Kunst- und Kreativtag blickt über traditionellen Tellerrand hinaus

Hunderte Besucher sind am Sonntag nach Zwönitz in den Saal der Agrargenossenschaft gepilgert. Im Mittelpunkt standen alte und seltene Handwerks- und Handarbeitstechniken.

Zwönitz.

Der Stand von Kurt Wolf ist immer dicht umringt gewesen. Der Hobby-Zinngießer gehört zu den Stammgästen des Zwönitzer Kunst- und Kreativmarkts, und nicht nur Kinder sind immer wieder begeistert, wenn der Chemnitzer aus dem im Schmelztiegel auf mehr als 300 Grad Celsius erhitzten, flüssigen Zinn kleine Elefanten gießt. "Normalerweise dürfen Besucher das auch selbst probieren, aber dafür ist es heute einfach zu eng", sagte Wolf als einer von insgesamt 26 Ausstellern, die am Sonntag im Saal der Zwönitzer Agrargenossenschaft Einblicke in die Vielfalt alter Handwerkstechniken boten.

Immer mit dabei sind die Klöpplerinnen und Schnitzer des Erzgebirgszweigvereins Zwönitz. "Diese Öffentlichkeit ist für uns wichtig. Wir können zeigen, was mit Kreativität machbar ist, und wir wollen natürlich auch neue Leute für uns gewinnen." Klöpplerin Irmgard Schindler sagt das nicht nur mit Blick auf Kinder und Jugendliche. "Um Klöppeln zu lernen, ist man nie zu alt.
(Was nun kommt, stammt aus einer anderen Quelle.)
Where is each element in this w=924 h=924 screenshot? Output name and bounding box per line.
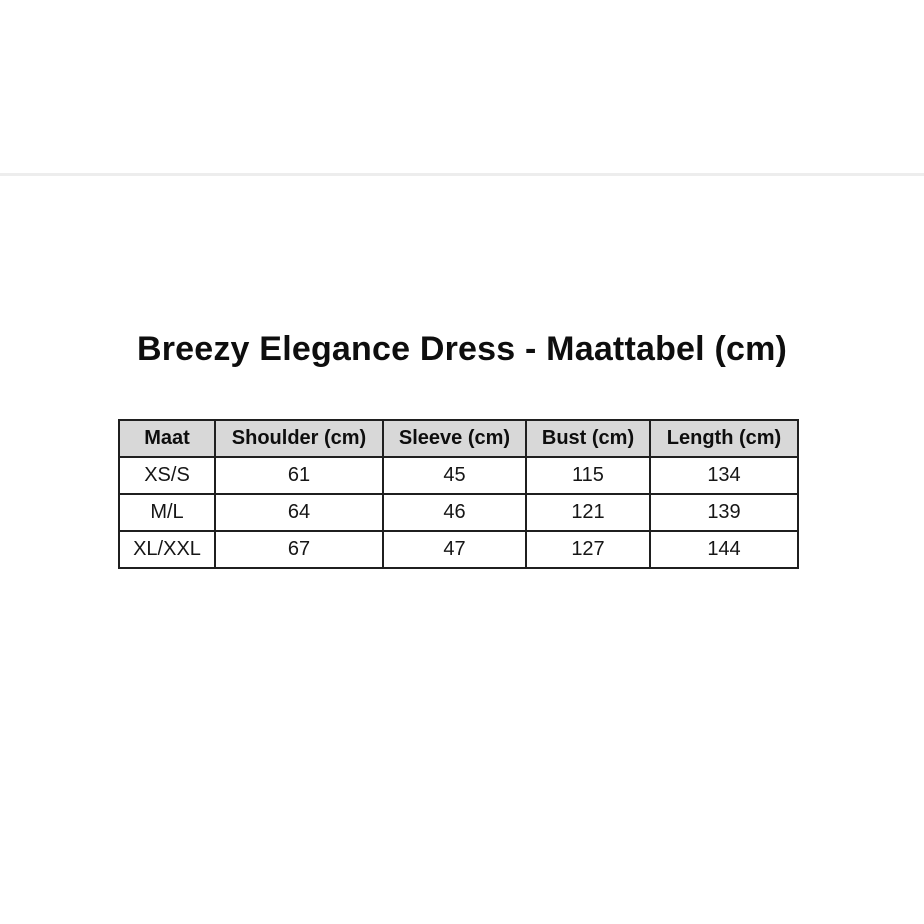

Man kann das auch noch lernen, wenn man in den Ruhestand geht. Man braucht nur Geduld und Ruhe", so Schindler.

Diese beiden Eigenschaften sind auch für Bettina Levin unverzichtbar. Die Zahnärztin aus Sehmatal widmet sich seit elf Jahren der Perltaschen- und Gorlnäherei, und sie war zum ersten Mal in Zwönitz dabei. Während sie mit Hilfe einer Fädelschale die rund 1,3Millimeter großen Perlen auffädelte, erklärte sie ihr Anliegen: "Mich interessiert vor allem die historische Seite dieses Handwerks. Ich möchte, dass diese alten Techniken erhalten werden."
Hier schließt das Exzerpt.